Look too at the Chamber of Commerce. In a fascinating expose, James Verini shows how powerful this group has become, and how it singularly looks out for the interests of its largest, richest, and most powerful members. In 2009, it spent over $120 million on lobbying, five times more than the next group.  It went all in to destroy the healthcare legislation, and lost. Just like Wall Street, it is now seeking the restoration of its power alongside a dose of revenge. It has pumped $50 million into Congressional races, with $4 out of every $5 going to the GOP. For while the Chamber theoretically represents small businesses (96 percent of its members have fewer than 100 employees), it is beholden to the largest corporations who control its purse strings (a third of its revenues come from just 19 companies). The Chamber is on record as supporting this strategy: “You can no longer run a huge national organization on the backs of small companies” claims president Thomas Donohue.

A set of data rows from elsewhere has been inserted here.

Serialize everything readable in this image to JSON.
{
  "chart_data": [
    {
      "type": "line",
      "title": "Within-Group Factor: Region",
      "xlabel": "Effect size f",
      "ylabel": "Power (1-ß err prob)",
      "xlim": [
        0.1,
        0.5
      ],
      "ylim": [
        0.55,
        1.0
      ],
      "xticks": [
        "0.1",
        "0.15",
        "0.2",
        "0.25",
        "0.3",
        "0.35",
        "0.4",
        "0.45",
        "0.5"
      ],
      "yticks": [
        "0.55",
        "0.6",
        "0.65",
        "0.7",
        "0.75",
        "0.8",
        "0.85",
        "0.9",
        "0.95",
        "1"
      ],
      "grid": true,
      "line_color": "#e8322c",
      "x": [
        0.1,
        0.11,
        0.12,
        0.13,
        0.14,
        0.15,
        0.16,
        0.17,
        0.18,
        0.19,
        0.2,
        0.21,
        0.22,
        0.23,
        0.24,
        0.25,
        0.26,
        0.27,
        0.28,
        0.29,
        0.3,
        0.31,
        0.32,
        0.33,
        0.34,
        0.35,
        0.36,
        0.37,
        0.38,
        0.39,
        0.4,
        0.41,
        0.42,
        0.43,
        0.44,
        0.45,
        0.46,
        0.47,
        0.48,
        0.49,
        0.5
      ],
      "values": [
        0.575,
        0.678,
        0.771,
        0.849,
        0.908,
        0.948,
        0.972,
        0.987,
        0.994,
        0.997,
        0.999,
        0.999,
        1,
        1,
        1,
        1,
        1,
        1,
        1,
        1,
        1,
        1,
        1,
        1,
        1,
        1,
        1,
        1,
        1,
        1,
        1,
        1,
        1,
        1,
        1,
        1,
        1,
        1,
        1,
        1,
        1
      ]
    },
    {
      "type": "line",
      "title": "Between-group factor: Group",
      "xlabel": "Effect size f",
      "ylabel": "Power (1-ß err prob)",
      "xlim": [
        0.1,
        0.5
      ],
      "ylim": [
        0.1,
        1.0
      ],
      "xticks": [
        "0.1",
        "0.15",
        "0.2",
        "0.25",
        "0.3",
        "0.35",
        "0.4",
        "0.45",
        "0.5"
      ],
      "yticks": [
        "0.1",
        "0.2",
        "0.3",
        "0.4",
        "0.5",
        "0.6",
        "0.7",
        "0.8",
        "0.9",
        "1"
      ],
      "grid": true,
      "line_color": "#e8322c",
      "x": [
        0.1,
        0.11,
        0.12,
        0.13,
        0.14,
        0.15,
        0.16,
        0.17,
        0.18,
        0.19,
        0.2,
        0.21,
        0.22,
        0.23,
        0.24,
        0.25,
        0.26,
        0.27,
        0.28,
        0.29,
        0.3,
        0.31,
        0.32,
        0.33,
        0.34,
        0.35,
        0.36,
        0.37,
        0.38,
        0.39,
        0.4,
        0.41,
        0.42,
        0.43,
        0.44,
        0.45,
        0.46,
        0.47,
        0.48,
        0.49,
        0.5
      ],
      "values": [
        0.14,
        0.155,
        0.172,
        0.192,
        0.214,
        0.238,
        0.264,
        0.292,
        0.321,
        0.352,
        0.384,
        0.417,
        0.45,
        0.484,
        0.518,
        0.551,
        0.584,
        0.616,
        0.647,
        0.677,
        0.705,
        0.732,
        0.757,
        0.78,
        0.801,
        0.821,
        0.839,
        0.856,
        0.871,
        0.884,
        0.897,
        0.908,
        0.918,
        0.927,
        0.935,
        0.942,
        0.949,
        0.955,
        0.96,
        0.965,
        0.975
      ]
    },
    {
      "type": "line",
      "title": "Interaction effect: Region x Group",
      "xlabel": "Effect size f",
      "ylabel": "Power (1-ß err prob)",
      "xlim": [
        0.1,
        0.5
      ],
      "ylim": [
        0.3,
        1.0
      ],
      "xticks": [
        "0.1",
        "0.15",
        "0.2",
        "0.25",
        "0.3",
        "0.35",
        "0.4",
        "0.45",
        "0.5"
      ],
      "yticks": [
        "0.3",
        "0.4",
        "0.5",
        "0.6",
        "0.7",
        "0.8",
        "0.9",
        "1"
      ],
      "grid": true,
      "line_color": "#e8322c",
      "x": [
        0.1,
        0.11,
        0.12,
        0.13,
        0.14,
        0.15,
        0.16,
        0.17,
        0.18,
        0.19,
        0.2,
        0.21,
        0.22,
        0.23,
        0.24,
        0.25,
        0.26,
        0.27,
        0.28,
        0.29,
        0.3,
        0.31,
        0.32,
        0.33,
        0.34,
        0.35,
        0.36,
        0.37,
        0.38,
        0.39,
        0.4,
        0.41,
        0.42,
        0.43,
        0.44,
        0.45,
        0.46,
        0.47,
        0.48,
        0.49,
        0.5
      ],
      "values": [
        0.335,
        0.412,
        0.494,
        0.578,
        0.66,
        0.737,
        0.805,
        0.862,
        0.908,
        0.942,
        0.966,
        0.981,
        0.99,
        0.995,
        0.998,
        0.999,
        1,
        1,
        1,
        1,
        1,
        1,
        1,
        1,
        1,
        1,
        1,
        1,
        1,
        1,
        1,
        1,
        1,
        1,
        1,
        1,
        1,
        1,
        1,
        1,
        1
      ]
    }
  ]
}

And what do they want? No healthcare reform. No financial sector regulation. No environmental legislation (they even question the existence of climate change). Breaking the power of labor. Continued deregulation.

Big finance and big business are as strong as ever. The warnings given by Pope Pius XI in the 1930s ring as strongly today as they did during that period. And yet, in the American political system, money always wields power, opens doors, and gets results. Millions of unemployed workers can be callously denied benefits, but the oil companies still get their subsidies. The titans of industry are not crossed. This capture extends all the way to the Supreme Court, where John Roberts is steering the court in a sharply pro-business direction, even if it means thumbing the nose at the legislature. Just remember Citizens United, which gives unprecedented power to monied interests.

On the right, subsidiarity is given lip service. In reality, the power of big business and big finance are leading to outcomes that violate the common good and the norms of justice. It is time to restore authentic Catholic social teaching.